The EZ Band from Texas specialise in playing familiar pop hits in the traditional Norteño style – including this one by The Smiths.
I was introduced to conjunto music – aka Norteño, and its Tex-Mex hybrid Tejano – by my old friend Steve England after he moved to Austin, Texas in the late Eighties.
A few years after that I enjoyed a wonderful night in San Antonio watching a live conjunto band play in an ice house in a Mexican neighbourhood.
They had the traditional set-up: accordion, electric bass, drums and 12-string bass (bajo sexto), and played for about three hours (with breaks).
Everyone bought us free beers and thanked us to coming; we had a strong feeling we were the only non-Mexicans they had ever had through the doors.

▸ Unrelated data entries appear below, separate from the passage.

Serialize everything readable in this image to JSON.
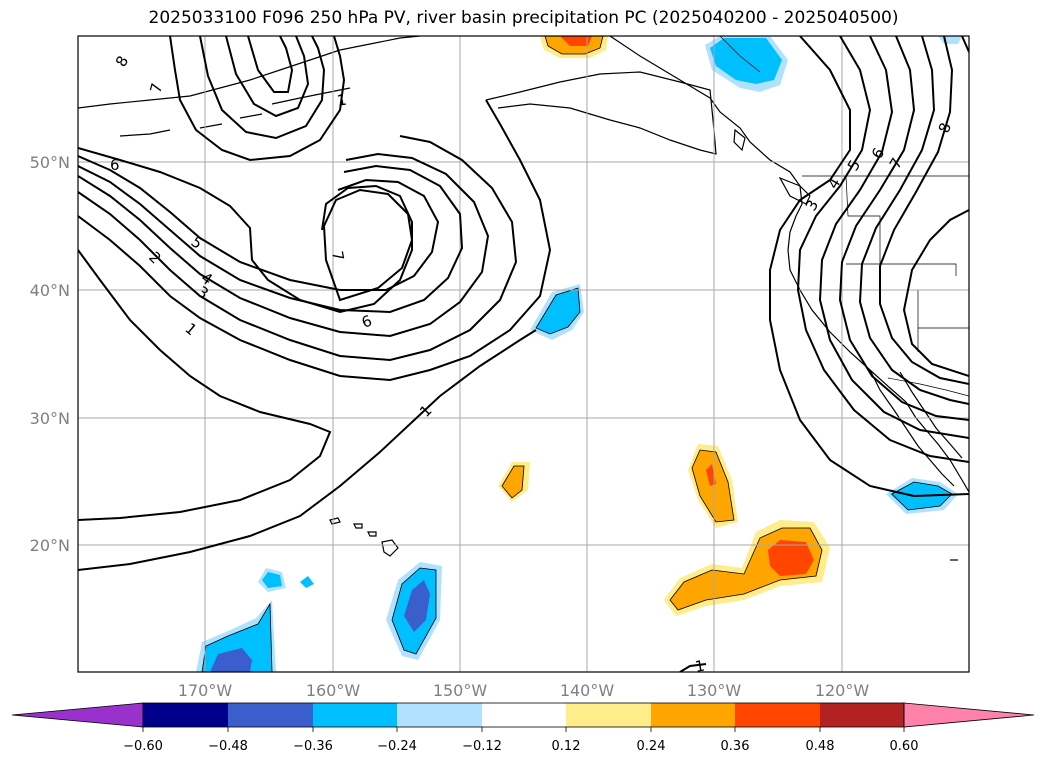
{
  "title": "2025033100 F096 250 hPa PV, river basin precipitation PC (2025040200 - 2025040500)",
  "lat_labels": [
    "50°N",
    "40°N",
    "30°N",
    "20°N"
  ],
  "lon_labels": [
    "170°W",
    "160°W",
    "150°W",
    "140°W",
    "130°W",
    "120°W"
  ],
  "pv_contour_labels": [
    "8",
    "7",
    "6",
    "5",
    "4",
    "3",
    "2",
    "1",
    "7",
    "6",
    "1",
    "1",
    "8",
    "7",
    "6",
    "5",
    "4",
    "3",
    "1"
  ],
  "colorbar": {
    "tick_labels": [
      "−0.60",
      "−0.48",
      "−0.36",
      "−0.24",
      "−0.12",
      "0.12",
      "0.24",
      "0.36",
      "0.48",
      "0.60"
    ],
    "colors": [
      "#9932cc",
      "#00008b",
      "#3a5fcd",
      "#00bfff",
      "#b0e2ff",
      "#ffffff",
      "#ffec8b",
      "#ffa500",
      "#ff4500",
      "#b22222",
      "#ff82ab"
    ]
  },
  "palette": {
    "neg_strong": "#3a5fcd",
    "neg": "#00bfff",
    "neg_weak": "#b0e2ff",
    "pos_weak": "#ffec8b",
    "pos": "#ffa500",
    "pos_strong": "#ff4500"
  }
}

One fellow told us he had crossed the border illegally when he was a young man and was now proudly a US citizen with an American wife and children, adding – disconcertingly – that he would willingly go down to the border with his gun to stop any more “wetbacks” crossing the border to get into his country.

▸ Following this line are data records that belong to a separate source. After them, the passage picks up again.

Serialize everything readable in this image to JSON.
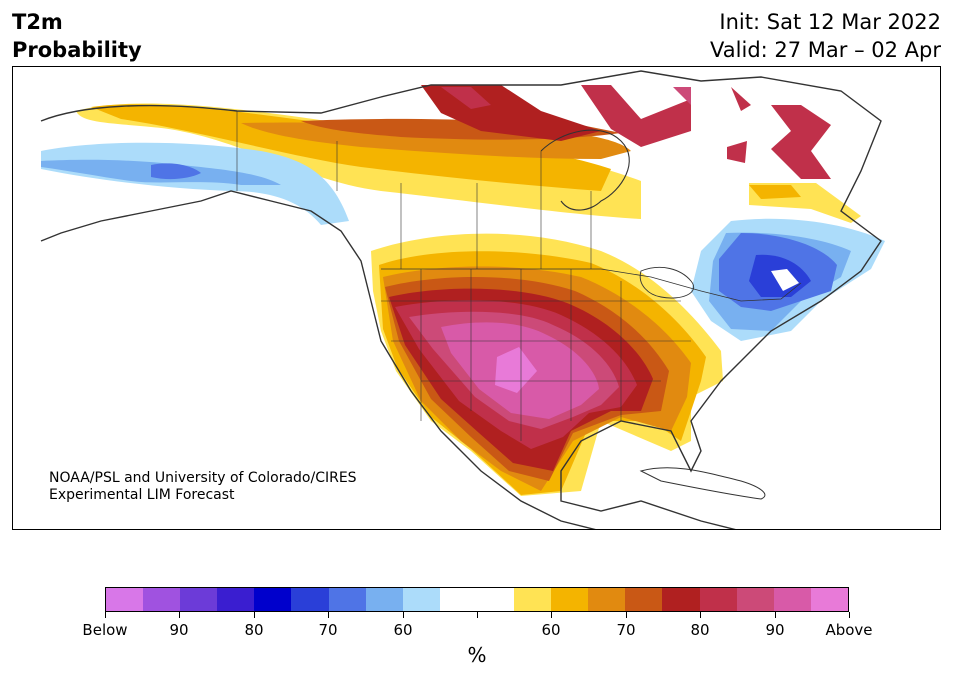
{
  "header": {
    "title_line1": "T2m",
    "title_line2": "Probability",
    "init": "Init: Sat 12 Mar 2022",
    "valid": "Valid: 27 Mar – 02 Apr"
  },
  "credit": {
    "line1": "NOAA/PSL and University of Colorado/CIRES",
    "line2": "Experimental LIM Forecast"
  },
  "colorbar": {
    "colors": [
      "#d877e8",
      "#a052e0",
      "#6c3bd8",
      "#3a1ed0",
      "#0000cc",
      "#2a3fd8",
      "#4f74e6",
      "#78b0f0",
      "#acdcfa",
      "#ffffff",
      "#ffffff",
      "#ffe354",
      "#f4b400",
      "#e18a10",
      "#c95815",
      "#b02020",
      "#c0304a",
      "#cc4a78",
      "#d85aa8",
      "#e87ad8"
    ],
    "tick_labels": [
      "Below",
      "90",
      "80",
      "70",
      "60",
      "",
      "60",
      "70",
      "80",
      "90",
      "Above"
    ],
    "unit": "%"
  },
  "map_colors": {
    "blue_light": "#acdcfa",
    "blue_mid": "#78b0f0",
    "blue": "#4f74e6",
    "blue_dark": "#2a3fd8",
    "yellow": "#ffe354",
    "gold": "#f4b400",
    "orange": "#e18a10",
    "burnt": "#c95815",
    "red": "#b02020",
    "crimson": "#c0304a",
    "rose": "#cc4a78",
    "pink": "#d85aa8",
    "magenta": "#e87ad8",
    "coast": "#333333"
  }
}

At one point a rather grand-looking Mexican fellow dressed not in the plaid shirt and cowboy hat that most patrons sported but in tweeds came over and introduced himself.

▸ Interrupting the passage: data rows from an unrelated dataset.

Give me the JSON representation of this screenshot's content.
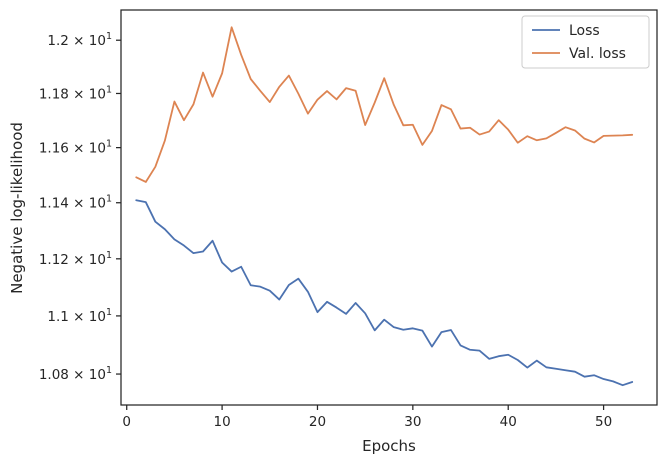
{
  "chart_data": {
    "type": "line",
    "xlabel": "Epochs",
    "ylabel": "Negative log-likelihood",
    "xlim": [
      -0.6,
      55.6
    ],
    "ylim": [
      10.695,
      12.115
    ],
    "yscale": "log",
    "grid": false,
    "legend_placement": "top-right",
    "x_ticks": [
      {
        "value": 0,
        "label": "0"
      },
      {
        "value": 10,
        "label": "10"
      },
      {
        "value": 20,
        "label": "20"
      },
      {
        "value": 30,
        "label": "30"
      },
      {
        "value": 40,
        "label": "40"
      },
      {
        "value": 50,
        "label": "50"
      }
    ],
    "y_ticks": [
      {
        "value": 10.8,
        "label": "1.08 × 10",
        "exp": "1"
      },
      {
        "value": 11.0,
        "label": "1.1 × 10",
        "exp": "1"
      },
      {
        "value": 11.2,
        "label": "1.12 × 10",
        "exp": "1"
      },
      {
        "value": 11.4,
        "label": "1.14 × 10",
        "exp": "1"
      },
      {
        "value": 11.6,
        "label": "1.16 × 10",
        "exp": "1"
      },
      {
        "value": 11.8,
        "label": "1.18 × 10",
        "exp": "1"
      },
      {
        "value": 12.0,
        "label": "1.2 × 10",
        "exp": "1"
      }
    ],
    "x": [
      1,
      2,
      3,
      4,
      5,
      6,
      7,
      8,
      9,
      10,
      11,
      12,
      13,
      14,
      15,
      16,
      17,
      18,
      19,
      20,
      21,
      22,
      23,
      24,
      25,
      26,
      27,
      28,
      29,
      30,
      31,
      32,
      33,
      34,
      35,
      36,
      37,
      38,
      39,
      40,
      41,
      42,
      43,
      44,
      45,
      46,
      47,
      48,
      49,
      50,
      51,
      52,
      53
    ],
    "series": [
      {
        "name": "Loss",
        "color": "#4c72b0",
        "values": [
          11.409,
          11.402,
          11.332,
          11.305,
          11.269,
          11.247,
          11.22,
          11.226,
          11.264,
          11.187,
          11.155,
          11.172,
          11.107,
          11.102,
          11.088,
          11.057,
          11.108,
          11.13,
          11.084,
          11.013,
          11.049,
          11.029,
          11.007,
          11.045,
          11.009,
          10.95,
          10.987,
          10.961,
          10.952,
          10.957,
          10.949,
          10.894,
          10.944,
          10.951,
          10.898,
          10.883,
          10.88,
          10.852,
          10.861,
          10.866,
          10.848,
          10.822,
          10.846,
          10.823,
          10.818,
          10.813,
          10.808,
          10.791,
          10.796,
          10.783,
          10.775,
          10.762,
          10.773
        ]
      },
      {
        "name": "Val. loss",
        "color": "#dd8452",
        "values": [
          11.492,
          11.475,
          11.53,
          11.626,
          11.77,
          11.701,
          11.76,
          11.878,
          11.788,
          11.875,
          12.049,
          11.945,
          11.854,
          11.81,
          11.768,
          11.825,
          11.867,
          11.799,
          11.725,
          11.777,
          11.809,
          11.778,
          11.82,
          11.81,
          11.683,
          11.766,
          11.857,
          11.758,
          11.682,
          11.684,
          11.61,
          11.661,
          11.757,
          11.741,
          11.67,
          11.673,
          11.648,
          11.659,
          11.701,
          11.666,
          11.618,
          11.642,
          11.627,
          11.634,
          11.654,
          11.675,
          11.663,
          11.633,
          11.619,
          11.643,
          11.644,
          11.645,
          11.647
        ]
      }
    ]
  }
}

He was Ruben (about the sixth Ruben we had met so far) and he wanted to welcome us officially, telling us he was the owner, and to ensure us that the drinks were on the house.
When we told him we were on holiday from London, England, he added, much to our surprise: “I’m just back from playing golf at St Andrew’s.”
Anyway, I love Norteño / Tejano music, which consists essentially of lively polkas and slower waltzes, but I have only just discovered the EZ Band, who seem to specialise in tackling rock songs in that style.
Their repertoire includes The Cure (Just Like Heaven), A-ha (Take On Me), The Cranberries (Linger), ABBA (Dancing Queen) and Rick Astley (Never Gonna Give You Up). But this take on The Smiths works best of all.